Should The Parts Room Be Outsourced?

The "why" and "how" one organization decided to use a vendor for this function


After implementation of the fleet maintenance program, it was upgraded to include workstations for the technicians. The automated fueling system was also enhanced with the installation of fully automated devices in each vehicle.

Another proud achievement was the Fleet Department earning a Top 100 Best Fleets award – a program that recognizes and rewards peak performing public sector fleet operations in North America. We were number 15 when I retired.

Also implemented was an outcome-based budget – a budget system built on measurement of those key outcomes that are determined to be of most importance to a department.

For the Town of Greenwich’s Fleet Department, we measured the Fleet’s performance to projects and defined results and achievements to outcome measures and program statements. The evaluations of the results indicated areas where the Department was on target, while others were plus or minus original projections. This data was also useful in benchmarking.

Other successful projects were the purchase of hybrid vehicles, establishment of a car pool program, the long-awaited construction of a truck washing facility and compliance with environmental rules and regulations.

One area that required serious improvement was the operation of the parts room.

Q: Why did you decide to outsource the parts room function?

A: Of primary importance was having to do more with less and needing to maximize the available resources. The operation of the parts room had become burdensome and time-consuming.

The Fleet Department was already subletting some specific repairs and tasks/jobs that were performed more efficiently and effectively, like accidents repairs, towing, air conditioning work and alignments. This practice allowed the Department to be more cost effective.

I had been looking at alternatives for the parts room operation, and outsourcing the function looked to be a viable solution.

Among the challenges faced was that due to the bidding process for purchases mandated by Greenwich, and the different types and age of our vehicles and equipment, it became harder to obtain parts. There was more than $300,000 worth of parts in the parts room. Being a union facility, staffing was another issue.

Too many resources were being used, and vehicle downtime due to delays in obtaining parts had to be reduced. Plus, there were many other services that could be provided by a vendor and the parts room operation is not a core function.

Q: How did you justify and implement the project?

A: First, we had to define the issues and the objectives.

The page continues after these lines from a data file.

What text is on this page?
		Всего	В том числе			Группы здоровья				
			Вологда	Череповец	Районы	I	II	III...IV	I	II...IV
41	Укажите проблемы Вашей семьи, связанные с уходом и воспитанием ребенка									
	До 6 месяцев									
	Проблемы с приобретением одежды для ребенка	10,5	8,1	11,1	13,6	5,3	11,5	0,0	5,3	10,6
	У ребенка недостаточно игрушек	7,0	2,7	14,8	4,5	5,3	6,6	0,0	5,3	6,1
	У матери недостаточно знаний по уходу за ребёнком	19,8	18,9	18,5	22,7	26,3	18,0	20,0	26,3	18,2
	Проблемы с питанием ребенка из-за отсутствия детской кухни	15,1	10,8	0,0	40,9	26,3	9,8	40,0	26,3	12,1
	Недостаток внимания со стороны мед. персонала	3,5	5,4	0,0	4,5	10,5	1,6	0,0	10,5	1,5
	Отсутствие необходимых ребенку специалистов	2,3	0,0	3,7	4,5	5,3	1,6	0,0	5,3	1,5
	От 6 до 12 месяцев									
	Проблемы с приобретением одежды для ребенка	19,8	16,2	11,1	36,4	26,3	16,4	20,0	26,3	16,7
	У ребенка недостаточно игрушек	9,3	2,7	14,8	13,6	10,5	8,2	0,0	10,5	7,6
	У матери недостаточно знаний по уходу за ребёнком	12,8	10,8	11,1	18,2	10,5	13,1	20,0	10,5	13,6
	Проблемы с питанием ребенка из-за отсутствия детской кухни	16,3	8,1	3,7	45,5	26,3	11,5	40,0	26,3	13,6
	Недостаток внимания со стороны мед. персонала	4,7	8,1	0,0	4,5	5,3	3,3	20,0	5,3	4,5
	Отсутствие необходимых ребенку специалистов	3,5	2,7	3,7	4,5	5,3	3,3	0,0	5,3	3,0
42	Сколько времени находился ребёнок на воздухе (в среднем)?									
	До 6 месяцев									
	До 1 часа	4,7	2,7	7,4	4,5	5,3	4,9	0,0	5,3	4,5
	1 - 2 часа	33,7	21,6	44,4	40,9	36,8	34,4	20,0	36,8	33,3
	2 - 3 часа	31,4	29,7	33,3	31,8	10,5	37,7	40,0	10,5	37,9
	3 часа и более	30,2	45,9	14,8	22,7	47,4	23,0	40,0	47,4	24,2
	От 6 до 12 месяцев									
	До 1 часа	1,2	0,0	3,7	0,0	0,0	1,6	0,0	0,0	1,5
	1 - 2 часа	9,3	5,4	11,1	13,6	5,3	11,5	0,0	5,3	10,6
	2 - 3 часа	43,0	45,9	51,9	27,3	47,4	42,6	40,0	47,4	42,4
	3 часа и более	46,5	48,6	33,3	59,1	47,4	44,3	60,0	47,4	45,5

Among these were:

  • Increase productivity in the parts room operation.
  • Increase parts-on-demand availability.
  • Reduce related parts downtime and establish parts on demand average.
  • Increase technician work hours to actual repair work and core functions.
  • Reduce paperwork.
  • Better monitor parts room activity.
  • Reduce administrative functions related to parts room activities.
  • Eliminate current inventory, physical inventory counts and variances.
  • Pay for parts as used.
  • Eliminate obsolete parts.

Then, we needed to develop an implementation plan and timeline. This encompassed:

  • Contacting other municipalities that had outsourced the parts room operation to learn from their experiences.
  • Listing pros and cons from input received and user departments, as well as addressing their concerns.
  • Identifying costs involved and projected savings.
  • Analyzing the time and cost needed to implement.
  • Preparing a Request for Proposal (a document needed to solicit bids from potential vendors) to include all contingencies and added services.
  • Defining network and non-network parts and markups.
  • Establishing parts on demand average that had to be achieved by vendor.
  • Coordinating with other Town departments.
  • Developing procedures and policies pertaining to parts outsourcing operation.

Q: How did you get buy-in from stakeholders?

A: Surprisingly, that part was easier than anticipated.

Once we learned about the areas of concern that were the most important to the stakeholders we were able to address them. These included:

  • Current physical inventory.
  • Cost during change over.
  • Cost projections versus actual costs.
  • Emergency coverage and staffing hours and personnel.
  • Current personnel in parts room.